The al Houthis remain in control of the capital Sana’a as anti-Houthi sentiments throughout the country grow. Al Qaeda in the Arabian Peninsula continues its attacks on al Houthi and military targets.
Efforts to reach a political solution to fill Yemen’s premiership and presidency are ongoing. Saudi Arabia reportedly began talks with al Houthis under Omani mediation. The UN Special Envoy to Yemen Jamal Benomar is involved in ongoing negotiations with al Houthis and various political actors in the capital Sana’a. No political agreement to fill the presidency or premiership has yet been reached.
Al Houthi militias are trying to retain control of the capital in the wake of growing anti-Houthi protests. Al Houthi militias, also known as popular committees, seized the Ministry of Electricity in Sana’a on January 25 and besieged the home of Yemen’s Defense Minister Maj. Gen. Mahmoud al Subaihi. There are also reports that armed men attacked and detained anti-al Houthi student protesters in the 2011 protest sites such as Change Square and Sana’a University. In al Bayda, south of Sana’a, al Houthis continue to battle al Qaeda in the Arabian Peninsula (AQAP) and affiliated tribes. Al Houthi militants blew up the house of a local tribal leader in Qayfa, al Bayda on January 26 in response to recent attacks on al Houthis in the area.

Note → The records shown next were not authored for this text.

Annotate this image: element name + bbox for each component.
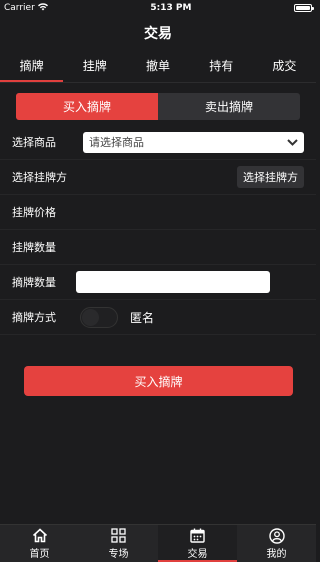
tabbar-trade-label: 交易 — [187, 548, 208, 560]
product-select[interactable]: 请选择商品 — [83, 131, 304, 153]
tab-delist[interactable]: 摘牌 — [0, 49, 64, 82]
delist-quantity-input[interactable] — [76, 271, 270, 293]
user-icon — [268, 527, 285, 544]
delist-quantity-row: 摘牌数量 — [0, 265, 316, 300]
tabbar-home[interactable]: 首页 — [0, 525, 79, 562]
method-label: 摘牌方式 — [12, 311, 56, 324]
anonymous-toggle[interactable] — [80, 306, 118, 328]
product-label: 选择商品 — [12, 136, 56, 149]
status-left: Carrier — [4, 2, 48, 14]
battery-icon — [293, 4, 314, 12]
tabbar-home-label: 首页 — [29, 548, 50, 560]
bottom-tab-bar: 首页 专场 交易 我的 — [0, 524, 316, 562]
chevron-down-icon — [286, 136, 298, 148]
grid-icon — [111, 528, 127, 544]
sell-delist-segment-button[interactable]: 卖出摘牌 — [158, 93, 300, 120]
top-tabs: 摘牌 挂牌 撤单 持有 成交 — [0, 49, 316, 83]
tab-holdings[interactable]: 持有 — [190, 49, 253, 82]
tabbar-me[interactable]: 我的 — [237, 525, 316, 562]
product-row: 选择商品 请选择商品 — [0, 125, 316, 160]
tabbar-special-label: 专场 — [108, 548, 129, 560]
tabbar-me-label: 我的 — [266, 548, 287, 560]
quantity-label: 挂牌数量 — [12, 241, 56, 254]
counterparty-row: 选择挂牌方 选择挂牌方 — [0, 160, 316, 195]
status-time: 5:13 PM — [150, 3, 192, 13]
tab-deals[interactable]: 成交 — [253, 49, 316, 82]
method-row: 摘牌方式 匿名 — [0, 300, 316, 335]
price-row: 挂牌价格 — [0, 195, 316, 230]
product-placeholder: 请选择商品 — [89, 136, 144, 149]
tab-list[interactable]: 挂牌 — [63, 49, 126, 82]
delist-quantity-label: 摘牌数量 — [12, 276, 56, 289]
buy-delist-segment-button[interactable]: 买入摘牌 — [16, 93, 158, 120]
delist-form: 选择商品 请选择商品 选择挂牌方 选择挂牌方 挂牌价格 挂牌数量 摘牌数量 摘牌… — [0, 125, 316, 335]
counterparty-label: 选择挂牌方 — [12, 171, 67, 184]
tabbar-special[interactable]: 专场 — [79, 525, 158, 562]
quantity-row: 挂牌数量 — [0, 230, 316, 265]
calendar-icon — [190, 528, 206, 544]
anonymous-label: 匿名 — [130, 310, 155, 325]
wifi-icon — [37, 2, 48, 14]
price-label: 挂牌价格 — [12, 206, 56, 219]
buy-sell-segment: 买入摘牌 卖出摘牌 — [16, 93, 300, 120]
toggle-knob — [82, 308, 99, 326]
home-icon — [32, 528, 48, 544]
carrier-label: Carrier — [4, 3, 35, 13]
submit-buy-delist-button[interactable]: 买入摘牌 — [24, 366, 293, 396]
status-bar: Carrier 5:13 PM — [0, 0, 316, 16]
page-title: 交易 — [0, 16, 316, 49]
tab-cancel[interactable]: 撤单 — [126, 49, 189, 82]
select-counterparty-button[interactable]: 选择挂牌方 — [237, 166, 304, 188]
tabbar-trade[interactable]: 交易 — [158, 525, 237, 562]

Yemen’s security situation in and outside the capital continues to deteriorate. AQAP’s insurgent force Ansar al Sharia attacked a military checkpoint in Mahfad, Abyan, killing one soldier on January 26. Suspected Ansar al Sharia militants detonated a vehicle-borne improvised explosive device (VBIED) in Sana’a on January 25, killing three al Houthi militants. Additionally, a roadside improvised explosive device (IED) killed three citizens in al Mukalla, the capital city of Hadramawt.
The U.S. continues its targeted airstrike program. The U.S. conducted a targeted airstrike in Harib, Shabwah on January 26, killing three AQAP militants. The strike reportedly targeted a relative of Sheikh Abdul Majid al Zindani, listed by the U.S. in 2004 as a Specially Designated Global Terrorist. The U.S. also closed its embassy in Sana’a to the public due to security concerns, although the embassy remains operational. President Barack Obama met with Saudi Arabia’s new king on January 27 to discuss Yemen’s deteriorating situation.
The U.S. seems to be able to continue targeted airstrikes, but al Houthi control of Yemen’s intelligence organizations will negatively affect U.S. intelligence gathering and counter-terrorism capabilities. AQAP attacks will continue to increase as the group takes advantage of the security vacuum to expand in Yemen’s eastern and southern governorates.